Alberta – Les Rocheuses dans toute leur splendeur
Le soleil est à sa pleine force lorsque, sur le bleu immaculé de l’horizon se dessine le premier sommet blanc des Rocheuses. À partir de ce moment, la route ne sera plus qu’une interminable succession de splendeurs à s’en étourdir.

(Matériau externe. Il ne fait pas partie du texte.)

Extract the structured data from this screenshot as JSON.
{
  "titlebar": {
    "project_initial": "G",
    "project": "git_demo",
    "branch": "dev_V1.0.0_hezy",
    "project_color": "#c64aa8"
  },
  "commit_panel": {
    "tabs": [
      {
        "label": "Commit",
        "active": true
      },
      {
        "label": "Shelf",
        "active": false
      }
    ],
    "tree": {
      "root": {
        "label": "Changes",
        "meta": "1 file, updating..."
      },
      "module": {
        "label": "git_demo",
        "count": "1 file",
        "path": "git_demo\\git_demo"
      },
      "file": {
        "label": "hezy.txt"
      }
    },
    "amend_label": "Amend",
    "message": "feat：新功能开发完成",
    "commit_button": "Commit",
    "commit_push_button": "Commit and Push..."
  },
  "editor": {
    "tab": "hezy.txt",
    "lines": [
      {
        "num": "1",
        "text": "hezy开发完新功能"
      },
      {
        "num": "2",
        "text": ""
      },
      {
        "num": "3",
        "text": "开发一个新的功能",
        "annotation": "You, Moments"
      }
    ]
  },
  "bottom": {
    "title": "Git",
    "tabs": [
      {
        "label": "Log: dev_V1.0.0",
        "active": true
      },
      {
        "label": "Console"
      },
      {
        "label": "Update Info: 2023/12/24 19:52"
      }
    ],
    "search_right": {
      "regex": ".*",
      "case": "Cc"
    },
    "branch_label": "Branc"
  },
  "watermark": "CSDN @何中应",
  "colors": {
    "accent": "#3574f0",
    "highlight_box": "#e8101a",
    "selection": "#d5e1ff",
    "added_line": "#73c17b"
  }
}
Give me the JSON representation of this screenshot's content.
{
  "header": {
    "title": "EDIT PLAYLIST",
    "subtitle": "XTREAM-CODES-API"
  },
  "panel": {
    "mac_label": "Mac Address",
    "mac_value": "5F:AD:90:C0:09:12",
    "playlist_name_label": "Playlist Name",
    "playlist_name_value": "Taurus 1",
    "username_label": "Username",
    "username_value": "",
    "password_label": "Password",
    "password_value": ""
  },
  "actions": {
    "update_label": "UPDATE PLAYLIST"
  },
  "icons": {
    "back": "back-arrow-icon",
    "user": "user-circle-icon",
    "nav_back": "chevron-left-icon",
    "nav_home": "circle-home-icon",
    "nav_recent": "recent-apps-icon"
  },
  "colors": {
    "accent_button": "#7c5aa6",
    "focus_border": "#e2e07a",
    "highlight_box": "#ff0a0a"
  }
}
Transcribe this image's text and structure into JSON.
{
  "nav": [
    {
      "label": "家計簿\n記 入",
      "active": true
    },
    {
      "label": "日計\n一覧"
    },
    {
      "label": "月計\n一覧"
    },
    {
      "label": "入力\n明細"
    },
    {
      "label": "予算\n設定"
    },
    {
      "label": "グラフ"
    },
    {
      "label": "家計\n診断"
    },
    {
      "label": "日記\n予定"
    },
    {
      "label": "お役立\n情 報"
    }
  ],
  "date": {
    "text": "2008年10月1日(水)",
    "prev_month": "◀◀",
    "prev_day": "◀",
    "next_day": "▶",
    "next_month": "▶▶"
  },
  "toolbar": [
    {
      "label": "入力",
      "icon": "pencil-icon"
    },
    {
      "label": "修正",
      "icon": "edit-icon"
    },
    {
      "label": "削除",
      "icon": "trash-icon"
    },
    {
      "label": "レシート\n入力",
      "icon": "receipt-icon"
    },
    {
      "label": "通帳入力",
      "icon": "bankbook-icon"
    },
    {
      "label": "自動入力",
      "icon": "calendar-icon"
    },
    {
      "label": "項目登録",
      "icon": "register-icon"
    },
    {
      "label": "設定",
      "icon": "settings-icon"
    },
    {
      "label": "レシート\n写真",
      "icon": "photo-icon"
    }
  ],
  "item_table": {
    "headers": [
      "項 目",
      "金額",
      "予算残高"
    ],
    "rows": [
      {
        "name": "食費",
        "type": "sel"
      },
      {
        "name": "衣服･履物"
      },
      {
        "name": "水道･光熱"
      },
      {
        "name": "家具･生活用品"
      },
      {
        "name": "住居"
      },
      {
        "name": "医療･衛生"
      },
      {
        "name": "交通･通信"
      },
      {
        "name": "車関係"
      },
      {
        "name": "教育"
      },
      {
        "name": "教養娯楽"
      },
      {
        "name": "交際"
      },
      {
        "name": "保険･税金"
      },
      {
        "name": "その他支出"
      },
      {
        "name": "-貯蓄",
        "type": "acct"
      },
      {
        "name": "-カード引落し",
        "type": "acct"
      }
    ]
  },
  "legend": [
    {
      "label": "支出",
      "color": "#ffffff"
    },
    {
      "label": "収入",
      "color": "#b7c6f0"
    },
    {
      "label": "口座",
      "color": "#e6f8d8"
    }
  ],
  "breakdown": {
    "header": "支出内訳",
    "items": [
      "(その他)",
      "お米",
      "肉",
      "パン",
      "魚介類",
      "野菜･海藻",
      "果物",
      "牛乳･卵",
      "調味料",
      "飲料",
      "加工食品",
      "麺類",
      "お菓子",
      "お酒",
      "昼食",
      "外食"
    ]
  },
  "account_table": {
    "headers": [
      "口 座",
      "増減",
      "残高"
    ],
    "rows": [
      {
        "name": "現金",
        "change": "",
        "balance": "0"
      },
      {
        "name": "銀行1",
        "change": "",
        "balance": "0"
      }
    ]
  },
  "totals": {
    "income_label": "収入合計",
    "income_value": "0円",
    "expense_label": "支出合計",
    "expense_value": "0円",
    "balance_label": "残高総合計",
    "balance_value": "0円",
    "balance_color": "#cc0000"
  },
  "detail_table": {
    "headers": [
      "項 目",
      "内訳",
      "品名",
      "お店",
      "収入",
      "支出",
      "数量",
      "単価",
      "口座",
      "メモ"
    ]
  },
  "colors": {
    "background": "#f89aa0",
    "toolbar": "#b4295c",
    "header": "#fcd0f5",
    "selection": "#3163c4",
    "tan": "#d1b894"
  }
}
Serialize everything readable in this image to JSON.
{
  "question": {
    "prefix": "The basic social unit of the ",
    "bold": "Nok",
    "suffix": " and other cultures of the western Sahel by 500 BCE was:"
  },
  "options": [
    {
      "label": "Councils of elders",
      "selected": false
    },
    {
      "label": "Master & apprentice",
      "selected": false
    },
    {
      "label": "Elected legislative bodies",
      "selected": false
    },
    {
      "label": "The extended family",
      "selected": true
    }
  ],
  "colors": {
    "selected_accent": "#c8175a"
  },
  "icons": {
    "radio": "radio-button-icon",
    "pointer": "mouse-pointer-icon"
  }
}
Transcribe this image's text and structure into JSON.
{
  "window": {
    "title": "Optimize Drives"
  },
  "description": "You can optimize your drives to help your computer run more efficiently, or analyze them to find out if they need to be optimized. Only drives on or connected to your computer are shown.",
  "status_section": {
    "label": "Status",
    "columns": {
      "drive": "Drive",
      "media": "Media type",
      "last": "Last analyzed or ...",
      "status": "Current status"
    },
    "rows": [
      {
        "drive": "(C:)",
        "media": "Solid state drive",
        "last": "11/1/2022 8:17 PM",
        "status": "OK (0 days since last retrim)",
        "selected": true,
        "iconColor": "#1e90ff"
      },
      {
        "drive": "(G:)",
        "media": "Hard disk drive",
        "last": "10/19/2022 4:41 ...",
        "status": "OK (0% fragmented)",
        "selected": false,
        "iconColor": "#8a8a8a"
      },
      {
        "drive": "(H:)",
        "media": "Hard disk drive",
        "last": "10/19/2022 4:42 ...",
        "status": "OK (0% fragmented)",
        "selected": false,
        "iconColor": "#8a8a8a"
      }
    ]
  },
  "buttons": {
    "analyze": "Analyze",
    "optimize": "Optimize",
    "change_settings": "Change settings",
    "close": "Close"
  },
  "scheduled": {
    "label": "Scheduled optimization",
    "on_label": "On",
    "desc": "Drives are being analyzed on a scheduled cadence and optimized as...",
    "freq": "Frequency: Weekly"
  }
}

La très grande majorité des voyageurs choisissent d’aborder les Rocheuses en se rendant directement à Banff à partir de Calgary. Un grand nombre d’entre eux n’iront pas plus loin que le lac Louise ou, au maximum, au glacier Athabaska, avant de repartir vers le Sud, la vallée de l’Okanagan et la Côte-Ouest. J’ai, pour ma part, abordé le territoire dans l’autre sens, comme les voyageurs au long cours qui reviennent des Territoires du Nord-Ouest ou du Yukon et de l’Alaska. Je suis arrivé par le Nord après une visite des communautés francophones de la région de Rivière-la-Paix. Cela représente quand même un assez long détour de 1 300 km par le Nord, au départ d’Edmonton. Mais, quand on a le temps, comme nombre de caravaniers à la retraite, on peut faire tous les détours que l’on veut. Précisons quand même qu’il n’y a que 360 km entre Edmonton et Jasper en droite ligne. Ma route vers les montagnes Rocheuses s’étire donc de Peace-River à Grande-Prairie dans un environnement agricole typique des Prairies. Puis jusqu’à Grande-Cache, alors que la route s’élève constamment en traversant la forêt. Et, enfin, jusqu’aux abords de Hinton où l’on rejoint l’autoroute Yellow Head pour se diriger franc ouest vers Jasper et les sommets qui occupent de plus en plus d’espace dans le champ visuel.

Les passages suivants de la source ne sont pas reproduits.